Published at 2013-02-14

Even as she was learning to co-ordinate fine motor skills using her tiny fingers at three years old, Jeanne Lamon knew she was meant to play the violin. It was as if her soul was reflected in the music produced by the instrument. She began studying the violin at the age of seven in her hometown of Queens, New York. She made it a lifelong career choice when she went to Brandeis University, Boston, to earn a Bachelor of Music degree, and studied with famous violinists who were making headlines for the Julliard Quartet.

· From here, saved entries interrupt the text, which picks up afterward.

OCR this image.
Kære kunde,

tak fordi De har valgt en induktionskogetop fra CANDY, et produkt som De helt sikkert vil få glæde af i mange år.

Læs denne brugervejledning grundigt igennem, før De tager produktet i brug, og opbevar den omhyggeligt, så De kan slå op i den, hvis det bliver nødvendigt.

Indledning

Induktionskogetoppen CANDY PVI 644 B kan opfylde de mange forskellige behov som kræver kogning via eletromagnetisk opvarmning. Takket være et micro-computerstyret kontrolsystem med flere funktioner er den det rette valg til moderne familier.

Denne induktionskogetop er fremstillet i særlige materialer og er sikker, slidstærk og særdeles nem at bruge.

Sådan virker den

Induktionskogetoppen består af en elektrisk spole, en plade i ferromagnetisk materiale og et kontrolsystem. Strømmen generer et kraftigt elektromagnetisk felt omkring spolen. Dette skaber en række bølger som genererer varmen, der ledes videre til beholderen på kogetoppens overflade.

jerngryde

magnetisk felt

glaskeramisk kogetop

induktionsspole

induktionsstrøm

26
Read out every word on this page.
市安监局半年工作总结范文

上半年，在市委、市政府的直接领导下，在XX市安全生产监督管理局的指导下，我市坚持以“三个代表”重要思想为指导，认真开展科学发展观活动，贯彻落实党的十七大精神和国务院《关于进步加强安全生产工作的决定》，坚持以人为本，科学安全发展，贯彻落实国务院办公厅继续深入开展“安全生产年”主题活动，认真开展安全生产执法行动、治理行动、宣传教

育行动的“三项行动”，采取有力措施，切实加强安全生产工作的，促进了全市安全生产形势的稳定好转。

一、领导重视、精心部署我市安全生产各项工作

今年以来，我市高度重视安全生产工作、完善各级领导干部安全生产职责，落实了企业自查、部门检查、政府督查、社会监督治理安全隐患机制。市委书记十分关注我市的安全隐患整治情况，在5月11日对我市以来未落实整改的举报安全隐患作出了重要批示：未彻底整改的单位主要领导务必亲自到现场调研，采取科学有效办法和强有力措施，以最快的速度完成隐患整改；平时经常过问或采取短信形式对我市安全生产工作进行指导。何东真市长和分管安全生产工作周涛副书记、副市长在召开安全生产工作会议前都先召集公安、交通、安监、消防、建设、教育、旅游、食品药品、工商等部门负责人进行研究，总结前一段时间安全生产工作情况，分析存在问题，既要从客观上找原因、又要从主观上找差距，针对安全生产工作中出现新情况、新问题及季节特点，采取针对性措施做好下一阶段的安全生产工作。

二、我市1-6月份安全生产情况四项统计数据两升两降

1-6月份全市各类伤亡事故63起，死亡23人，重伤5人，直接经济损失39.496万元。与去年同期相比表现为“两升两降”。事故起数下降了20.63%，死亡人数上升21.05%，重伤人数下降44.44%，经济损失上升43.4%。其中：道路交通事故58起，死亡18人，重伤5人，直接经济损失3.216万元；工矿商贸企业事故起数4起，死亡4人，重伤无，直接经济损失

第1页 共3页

Her move to Holland in the 1970s to study baroque music helped establish her name in the field when she returned to the United States. Her talent was soon recognized across the border in Canada where two guest appearances made for Tafelmusik won her an offer for the position of music director in 1981. Her gift is not limited to playing the violin brilliantly but is also contained in her ability to synthesize, visualize and lead the orchestra like a magician mesmerising the audience.
Originality and Innovation
Lamon likes to go into the depths of producing music; to her, Tafelmusik is all about producing music closest to what it was originally intended to sound like. She wants the audience to feel the joy or the pain the composer felt and the music he helped to express. Even though what the orchestra plays is comprised mostly of baroque music, Lamon has encouraged her team to explore music beyond the composers she names as her favourites: Bach, Mozart, and Vivaldi. They have played Rossini, and have recorded a Weber opera, too.
Since she joined Tafelmusik as music director, she has been on numerous tours across Canada. The orchestra has also wowed audiences in Europe and Australia. Lamon is passionate about using technology as a tool for reaching wider audiences and drawing the younger generation to a taste of baroque music. She speaks dearly of their multidisciplinary project called The Galileo Project, which uses a number of images from the Hubble Space Telescope and a narrative to enhance the musical experience.
Change Is Inevitable
In 2014, following 33 years with Tafelmusik, Lamon will be retiring, but she will remain with the company as music director emerita. Her comments regarding her retirement appeared in the Canadian Jewish News (January 3, 2013) in which she expresses great joy at having been part of a most wonderful team of musicians and says that there could not be a better time to transition than while things are going well. Apart from remaining as emerita at Tafelmusik, she also intends to continue teaching at the Royal Conservatory of Music and at the University of Toronto.
Jeanne Lamon has truly revived baroque music using Tafelmusik as a platform, and she has done it with an artistic charm and grace. Her contributions to baroque music will influence musicians and audiences for generations to come.